Womblex

Digging usable data out of civic documents.

Government document releases arrive as a mix of PDFs (native, scanned, redacted, hybrid), Word documents, and spreadsheets. One-size-fits-all OCR fails because each format and sub-type needs a different extraction strategy. Womblex detects the document type first, then routes to the right extractor.

The result is structured text in Parquet format. One row per extraction unit with full text, metadata, tables, and confidence scores. Spreadsheets produce one result per logical row, ready for per-record analysis.

Who is this for?

Researchers processing FOI releases or government document dumps
Developers building pipelines over Australian civic documents
Anyone who needs machine-readable text from a pile of mixed-format government files

Design principles

This project is designed for everyone. All design decisions favour air-gapped edge deployment, running on limited resources. No GPU required. No system-level dependencies beyond Python.

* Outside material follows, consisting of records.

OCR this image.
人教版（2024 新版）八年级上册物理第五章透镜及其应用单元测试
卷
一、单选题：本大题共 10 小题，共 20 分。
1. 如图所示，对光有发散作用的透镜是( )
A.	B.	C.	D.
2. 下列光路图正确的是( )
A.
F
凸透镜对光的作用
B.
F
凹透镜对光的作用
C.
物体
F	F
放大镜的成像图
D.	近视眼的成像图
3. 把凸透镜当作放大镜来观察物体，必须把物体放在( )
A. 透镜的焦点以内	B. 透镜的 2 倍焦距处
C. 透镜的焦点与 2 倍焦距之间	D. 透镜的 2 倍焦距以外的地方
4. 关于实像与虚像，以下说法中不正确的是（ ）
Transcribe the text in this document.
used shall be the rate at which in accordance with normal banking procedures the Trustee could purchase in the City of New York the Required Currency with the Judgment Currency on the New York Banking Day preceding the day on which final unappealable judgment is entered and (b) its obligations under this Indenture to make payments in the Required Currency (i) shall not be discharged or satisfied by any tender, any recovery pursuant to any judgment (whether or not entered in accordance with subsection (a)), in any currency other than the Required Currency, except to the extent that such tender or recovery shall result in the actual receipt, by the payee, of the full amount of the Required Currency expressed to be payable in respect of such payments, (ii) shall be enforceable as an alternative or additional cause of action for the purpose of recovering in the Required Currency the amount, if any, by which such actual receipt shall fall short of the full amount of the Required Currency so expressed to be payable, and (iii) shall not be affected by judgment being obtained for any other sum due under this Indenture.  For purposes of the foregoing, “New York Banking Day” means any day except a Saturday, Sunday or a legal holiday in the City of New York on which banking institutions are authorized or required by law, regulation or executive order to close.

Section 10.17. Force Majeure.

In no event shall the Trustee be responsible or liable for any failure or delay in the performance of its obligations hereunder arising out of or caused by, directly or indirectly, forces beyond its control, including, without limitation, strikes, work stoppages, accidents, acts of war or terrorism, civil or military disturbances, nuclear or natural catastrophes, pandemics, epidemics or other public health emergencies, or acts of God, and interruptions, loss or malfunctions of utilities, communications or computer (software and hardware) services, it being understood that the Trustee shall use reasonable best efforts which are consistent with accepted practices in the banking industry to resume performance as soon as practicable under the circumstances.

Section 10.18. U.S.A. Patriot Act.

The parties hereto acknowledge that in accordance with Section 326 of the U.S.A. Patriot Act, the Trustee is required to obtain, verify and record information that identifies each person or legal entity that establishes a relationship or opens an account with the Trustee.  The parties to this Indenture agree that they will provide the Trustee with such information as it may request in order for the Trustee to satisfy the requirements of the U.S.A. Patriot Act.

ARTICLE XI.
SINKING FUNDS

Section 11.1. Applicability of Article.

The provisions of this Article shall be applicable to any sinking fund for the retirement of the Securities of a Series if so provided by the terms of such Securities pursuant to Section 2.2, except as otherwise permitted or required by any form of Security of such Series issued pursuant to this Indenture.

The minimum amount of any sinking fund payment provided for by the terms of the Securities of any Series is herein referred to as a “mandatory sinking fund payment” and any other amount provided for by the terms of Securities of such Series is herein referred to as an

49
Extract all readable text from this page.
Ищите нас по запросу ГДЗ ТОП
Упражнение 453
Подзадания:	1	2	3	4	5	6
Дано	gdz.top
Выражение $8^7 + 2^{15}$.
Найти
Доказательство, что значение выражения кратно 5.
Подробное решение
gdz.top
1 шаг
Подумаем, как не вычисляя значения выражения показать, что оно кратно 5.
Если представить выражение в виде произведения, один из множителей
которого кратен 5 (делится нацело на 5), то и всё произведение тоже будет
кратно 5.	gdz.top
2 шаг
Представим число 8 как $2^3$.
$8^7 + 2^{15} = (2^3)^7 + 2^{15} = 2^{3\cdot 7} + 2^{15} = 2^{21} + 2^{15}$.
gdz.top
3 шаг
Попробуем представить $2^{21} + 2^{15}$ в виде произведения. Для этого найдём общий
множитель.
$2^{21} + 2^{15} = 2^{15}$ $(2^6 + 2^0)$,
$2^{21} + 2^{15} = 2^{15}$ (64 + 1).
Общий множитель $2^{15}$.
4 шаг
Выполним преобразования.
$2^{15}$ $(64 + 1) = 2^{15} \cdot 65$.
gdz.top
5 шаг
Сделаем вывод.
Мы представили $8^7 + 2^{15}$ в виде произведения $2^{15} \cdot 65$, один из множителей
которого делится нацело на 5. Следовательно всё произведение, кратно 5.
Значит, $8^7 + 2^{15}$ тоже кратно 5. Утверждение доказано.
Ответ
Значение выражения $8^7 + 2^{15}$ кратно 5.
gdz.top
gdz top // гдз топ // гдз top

Womblex doesn't try to be an all-in-one OCR solution. It uses lightweight, targeted extractors for each document type and benchmarks against mature OCR models to guide development.

What it handles

Format	What Womblex does
Native PDFs	Direct text extraction via PyMuPDF
Scanned PDFs	OCR with PaddleOCR + YOLO layout analysis
Hybrid PDFs	Text extraction for readable pages, OCR for the rest
Redacted PDFs	Extraction with `[REDACTED]` marker preservation
Word documents	Paragraph and table extraction
Spreadsheets (CSV, XLSX)	Per-row extraction with automatic sheet type classification

Beyond extraction

After extracting text, Womblex can optionally:

Chunk text into semantically meaningful pieces using semchunk
Detect and mask redactions as a separate post-extraction stage
Strip PII (person names, with more entity types planned)
Enrich chunks with embeddings, classification, and entity extraction via Isaacus
Build entity graphs from enrichment outputs for further analysis

How to get started

pip install womblex

Process individual files:

womblex extract document.pdf -o output/
womblex extract report.docx -o output/
womblex extract dataset.xlsx -o output/

Or process a full document set with a YAML config:

womblex run --config configs/example.yaml

If processing is interrupted, resume from the last checkpoint:

womblex run --config configs/example.yaml --resume

For semantic enrichment (embeddings, classification, entity extraction), install the Isaacus extra and set an API key:

pip install womblex[isaacus]
export ISAACUS_API_KEY="your-key-here"

Text extraction works without an API key. The enrichment stage is optional.

Output

Processing produces Parquet files. The base output is documents.parquet with one row per extraction unit. With the Isaacus enrichment enabled, you also get entities.parquet, graph_edges.parquet, and enrichment_meta.parquet.

Development fixtures

A companion repository of curated test documents is available for anyone developing extraction pipelines or benchmarking OCR. See Womblex Development Fixtures.

Source code and licence

github.com/DeepCivic/womblex — Apache 2.0

Last updated: April 2026